Bianca is there, packing up the remaining desserts. The dinner caterers are working at the far end of the kitchen, finishing the breakdown. Too far to hear us if we keep our voices down, close enough to glance over.
She straightens when I enter, and she doesn’t turn around. “If you’re here to apologize on behalf of your father, don’t. I’m not interested.”
“I’m not here for him.”
“Then why are you here, Theo?”
I close the distance between us. Not all of it. Enough that she can hear me without anybody else hearing our conversation. “I’m here because what he did to you in there was unforgivable. And because I let him.”
She turns then. “Yes. You did. But that’s not a surprise.”
That lands sharply in my gut.
She sets her hand flat on the lid of a tray.
“Your whole family is horrible. The only one of you with a decent bone in his body is Ander, and after tonight, I’m probably going to stop seeing him, too.
Because I want nothing to do with this family.
Ever. Again. Your father brought me here to make himself look good, and to humiliate me. ”
“Bianca, I didn’t know. Gideon didn’t know. He used his own people for the booking. We had no idea.”

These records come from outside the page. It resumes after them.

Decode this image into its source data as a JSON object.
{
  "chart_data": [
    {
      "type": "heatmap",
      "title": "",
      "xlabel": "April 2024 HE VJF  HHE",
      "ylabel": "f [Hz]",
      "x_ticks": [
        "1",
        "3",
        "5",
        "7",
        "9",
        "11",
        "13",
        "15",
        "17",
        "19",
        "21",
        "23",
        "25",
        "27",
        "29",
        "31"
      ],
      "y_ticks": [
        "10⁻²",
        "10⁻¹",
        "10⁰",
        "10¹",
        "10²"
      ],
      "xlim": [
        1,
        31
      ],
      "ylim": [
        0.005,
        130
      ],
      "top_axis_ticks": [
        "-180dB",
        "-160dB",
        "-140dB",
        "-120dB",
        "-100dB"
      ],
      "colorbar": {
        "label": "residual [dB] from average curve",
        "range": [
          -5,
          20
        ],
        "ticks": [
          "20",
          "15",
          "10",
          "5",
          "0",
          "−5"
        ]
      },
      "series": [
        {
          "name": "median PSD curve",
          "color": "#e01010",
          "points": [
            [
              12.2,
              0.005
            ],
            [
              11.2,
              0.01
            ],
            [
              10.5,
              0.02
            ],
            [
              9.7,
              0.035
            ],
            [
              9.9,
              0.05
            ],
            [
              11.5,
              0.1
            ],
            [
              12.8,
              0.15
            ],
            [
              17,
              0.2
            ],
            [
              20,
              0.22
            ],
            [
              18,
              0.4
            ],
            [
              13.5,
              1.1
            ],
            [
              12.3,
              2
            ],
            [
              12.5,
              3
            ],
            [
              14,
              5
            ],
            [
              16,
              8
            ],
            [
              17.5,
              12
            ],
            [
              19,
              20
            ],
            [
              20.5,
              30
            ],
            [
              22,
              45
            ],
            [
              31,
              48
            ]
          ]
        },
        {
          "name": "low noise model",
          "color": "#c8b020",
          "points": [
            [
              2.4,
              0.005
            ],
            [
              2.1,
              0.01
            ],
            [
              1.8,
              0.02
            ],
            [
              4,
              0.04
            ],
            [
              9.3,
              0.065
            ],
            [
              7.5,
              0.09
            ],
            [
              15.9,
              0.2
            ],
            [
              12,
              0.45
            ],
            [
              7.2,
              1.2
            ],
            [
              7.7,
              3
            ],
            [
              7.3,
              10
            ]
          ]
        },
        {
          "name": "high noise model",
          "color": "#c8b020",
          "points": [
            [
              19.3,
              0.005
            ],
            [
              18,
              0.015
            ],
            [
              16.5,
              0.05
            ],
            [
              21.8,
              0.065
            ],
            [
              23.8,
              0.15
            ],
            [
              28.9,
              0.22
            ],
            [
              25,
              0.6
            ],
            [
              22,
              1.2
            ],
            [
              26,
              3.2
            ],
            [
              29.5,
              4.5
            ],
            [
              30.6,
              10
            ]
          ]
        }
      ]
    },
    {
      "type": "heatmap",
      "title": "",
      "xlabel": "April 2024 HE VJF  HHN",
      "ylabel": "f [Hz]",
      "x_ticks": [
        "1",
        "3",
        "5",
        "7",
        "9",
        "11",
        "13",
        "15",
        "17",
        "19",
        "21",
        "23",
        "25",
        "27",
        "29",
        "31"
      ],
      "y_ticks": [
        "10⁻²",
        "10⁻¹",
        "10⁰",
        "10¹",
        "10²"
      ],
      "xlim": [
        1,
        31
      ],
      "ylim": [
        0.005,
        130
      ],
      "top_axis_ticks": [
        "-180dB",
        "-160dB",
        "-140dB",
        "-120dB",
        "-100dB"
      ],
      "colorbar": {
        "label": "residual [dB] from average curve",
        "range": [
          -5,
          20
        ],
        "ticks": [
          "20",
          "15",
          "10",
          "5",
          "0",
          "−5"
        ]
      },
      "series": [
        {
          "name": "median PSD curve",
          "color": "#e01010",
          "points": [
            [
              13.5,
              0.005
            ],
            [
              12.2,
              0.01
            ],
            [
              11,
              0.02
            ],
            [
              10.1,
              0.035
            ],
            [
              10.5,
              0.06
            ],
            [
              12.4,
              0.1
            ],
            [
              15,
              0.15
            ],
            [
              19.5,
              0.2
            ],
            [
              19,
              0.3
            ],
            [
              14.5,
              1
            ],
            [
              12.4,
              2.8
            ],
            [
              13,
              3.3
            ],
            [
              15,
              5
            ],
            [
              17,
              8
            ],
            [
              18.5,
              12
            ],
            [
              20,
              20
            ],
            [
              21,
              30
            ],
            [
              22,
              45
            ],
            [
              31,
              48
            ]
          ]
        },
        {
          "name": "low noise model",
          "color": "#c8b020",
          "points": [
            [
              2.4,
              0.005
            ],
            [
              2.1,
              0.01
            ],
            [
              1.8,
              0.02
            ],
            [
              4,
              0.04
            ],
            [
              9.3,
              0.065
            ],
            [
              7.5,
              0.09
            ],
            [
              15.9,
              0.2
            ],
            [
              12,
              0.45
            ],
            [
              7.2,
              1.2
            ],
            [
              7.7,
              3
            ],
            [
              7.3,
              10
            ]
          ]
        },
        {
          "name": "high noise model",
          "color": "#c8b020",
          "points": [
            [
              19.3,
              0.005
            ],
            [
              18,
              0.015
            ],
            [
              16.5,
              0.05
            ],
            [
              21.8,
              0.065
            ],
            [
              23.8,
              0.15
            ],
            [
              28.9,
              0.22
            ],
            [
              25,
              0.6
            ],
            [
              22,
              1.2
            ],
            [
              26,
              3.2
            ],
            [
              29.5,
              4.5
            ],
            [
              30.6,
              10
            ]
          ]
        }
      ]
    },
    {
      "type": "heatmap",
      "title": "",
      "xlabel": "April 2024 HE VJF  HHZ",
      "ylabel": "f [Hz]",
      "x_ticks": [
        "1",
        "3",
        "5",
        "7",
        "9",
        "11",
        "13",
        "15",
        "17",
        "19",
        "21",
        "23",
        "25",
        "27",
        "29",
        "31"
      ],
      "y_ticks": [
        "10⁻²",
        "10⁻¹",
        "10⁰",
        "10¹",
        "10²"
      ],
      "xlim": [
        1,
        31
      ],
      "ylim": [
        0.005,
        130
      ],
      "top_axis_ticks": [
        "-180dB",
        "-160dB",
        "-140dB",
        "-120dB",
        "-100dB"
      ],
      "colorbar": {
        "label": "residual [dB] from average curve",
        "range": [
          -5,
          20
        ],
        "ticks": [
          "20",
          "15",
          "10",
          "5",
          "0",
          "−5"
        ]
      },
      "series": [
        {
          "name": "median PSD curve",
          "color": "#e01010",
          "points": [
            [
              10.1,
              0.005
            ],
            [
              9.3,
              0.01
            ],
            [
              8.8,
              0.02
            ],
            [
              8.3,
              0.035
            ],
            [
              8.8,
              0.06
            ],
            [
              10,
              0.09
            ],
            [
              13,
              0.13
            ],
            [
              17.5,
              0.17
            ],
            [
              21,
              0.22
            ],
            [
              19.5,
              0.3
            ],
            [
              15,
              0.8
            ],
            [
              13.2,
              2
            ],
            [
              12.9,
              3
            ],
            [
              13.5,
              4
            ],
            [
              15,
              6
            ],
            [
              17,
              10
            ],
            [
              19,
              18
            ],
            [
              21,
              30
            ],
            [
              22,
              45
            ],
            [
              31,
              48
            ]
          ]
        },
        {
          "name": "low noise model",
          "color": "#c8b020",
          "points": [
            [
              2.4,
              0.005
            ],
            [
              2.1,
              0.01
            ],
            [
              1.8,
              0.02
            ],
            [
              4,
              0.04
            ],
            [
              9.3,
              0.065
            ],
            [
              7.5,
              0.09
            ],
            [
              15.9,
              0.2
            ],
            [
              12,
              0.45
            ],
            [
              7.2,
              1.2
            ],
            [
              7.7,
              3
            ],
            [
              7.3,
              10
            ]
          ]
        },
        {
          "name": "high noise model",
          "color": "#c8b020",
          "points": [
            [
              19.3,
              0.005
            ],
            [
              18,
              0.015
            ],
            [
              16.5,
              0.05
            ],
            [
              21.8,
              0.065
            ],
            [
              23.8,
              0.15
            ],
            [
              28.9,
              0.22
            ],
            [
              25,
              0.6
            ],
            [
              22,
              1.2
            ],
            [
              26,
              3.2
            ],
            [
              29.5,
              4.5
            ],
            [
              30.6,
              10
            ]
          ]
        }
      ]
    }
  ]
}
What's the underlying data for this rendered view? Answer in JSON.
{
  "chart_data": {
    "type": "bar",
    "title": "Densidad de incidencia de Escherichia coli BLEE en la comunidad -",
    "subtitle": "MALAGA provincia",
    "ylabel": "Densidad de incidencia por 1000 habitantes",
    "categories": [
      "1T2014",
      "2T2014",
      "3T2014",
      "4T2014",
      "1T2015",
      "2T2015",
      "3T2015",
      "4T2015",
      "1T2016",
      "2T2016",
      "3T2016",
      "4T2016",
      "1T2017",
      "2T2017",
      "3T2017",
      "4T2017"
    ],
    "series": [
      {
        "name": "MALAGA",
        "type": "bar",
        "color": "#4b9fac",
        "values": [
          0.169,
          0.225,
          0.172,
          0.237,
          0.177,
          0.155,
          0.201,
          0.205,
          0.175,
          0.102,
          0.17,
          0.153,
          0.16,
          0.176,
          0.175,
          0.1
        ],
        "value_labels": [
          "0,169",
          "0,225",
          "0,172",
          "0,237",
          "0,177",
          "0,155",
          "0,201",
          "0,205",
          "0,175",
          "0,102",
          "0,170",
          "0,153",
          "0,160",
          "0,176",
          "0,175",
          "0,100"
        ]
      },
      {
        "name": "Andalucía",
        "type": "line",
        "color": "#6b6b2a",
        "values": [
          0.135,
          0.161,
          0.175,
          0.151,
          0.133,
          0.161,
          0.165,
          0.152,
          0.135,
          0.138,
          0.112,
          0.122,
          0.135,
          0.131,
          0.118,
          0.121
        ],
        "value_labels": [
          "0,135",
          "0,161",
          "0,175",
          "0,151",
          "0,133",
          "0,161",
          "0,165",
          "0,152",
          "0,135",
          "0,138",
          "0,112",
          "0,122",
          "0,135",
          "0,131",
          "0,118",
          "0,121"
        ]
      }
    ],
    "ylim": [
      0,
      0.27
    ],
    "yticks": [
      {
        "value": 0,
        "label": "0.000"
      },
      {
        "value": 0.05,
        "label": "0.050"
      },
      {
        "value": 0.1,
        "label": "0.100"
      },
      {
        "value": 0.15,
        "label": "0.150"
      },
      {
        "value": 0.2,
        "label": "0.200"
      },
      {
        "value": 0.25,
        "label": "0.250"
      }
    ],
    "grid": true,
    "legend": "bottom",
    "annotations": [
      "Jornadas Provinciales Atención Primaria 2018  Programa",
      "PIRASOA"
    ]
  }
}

She breathes once, slowly. “Even if every word of that is true, Theo, you are just like him. You can’t even apologize for the night of the gala. Not really. The only thing your family knows how to do is to place blame on someone else.”
Fuck.
I’m thirty years old, and I have spent every one of those years being told I am the man who will be the next Charles Sawyer. I’ve been groomed for it. I have been congratulated for it. And the woman in front of me confirmed the thing I have been afraid of my entire adult life.
I am like him.
“You’re right.”
She doesn’t move.
“You’re right,” I say it again, lower. “I’m sorry, Bianca.
I’m so sorry. I should have apologized the night of the gala.
I should have apologized the morning after.
I should have apologized in my office when I almost kissed you and threw you out.
I should have apologized every single time my family tried to ruin you.
And I didn’t, because in our family, you don’t apologize.
You deflect. My father drilled into us that family comes first. And we don’t apologize, because saying sorry means you were wrong. And the Sawyers are never wrong.”
“If you think your dad is wrong, why don’t you stand up to him?” All of her warmth is gone.
And I hate it. I deserve this version of her. But I still hate it.
“Because he has all the power. Everything we have, he can take. The company. The money. The connections. The lifestyle.” I stop. “He’s reminded us of this our whole lives.”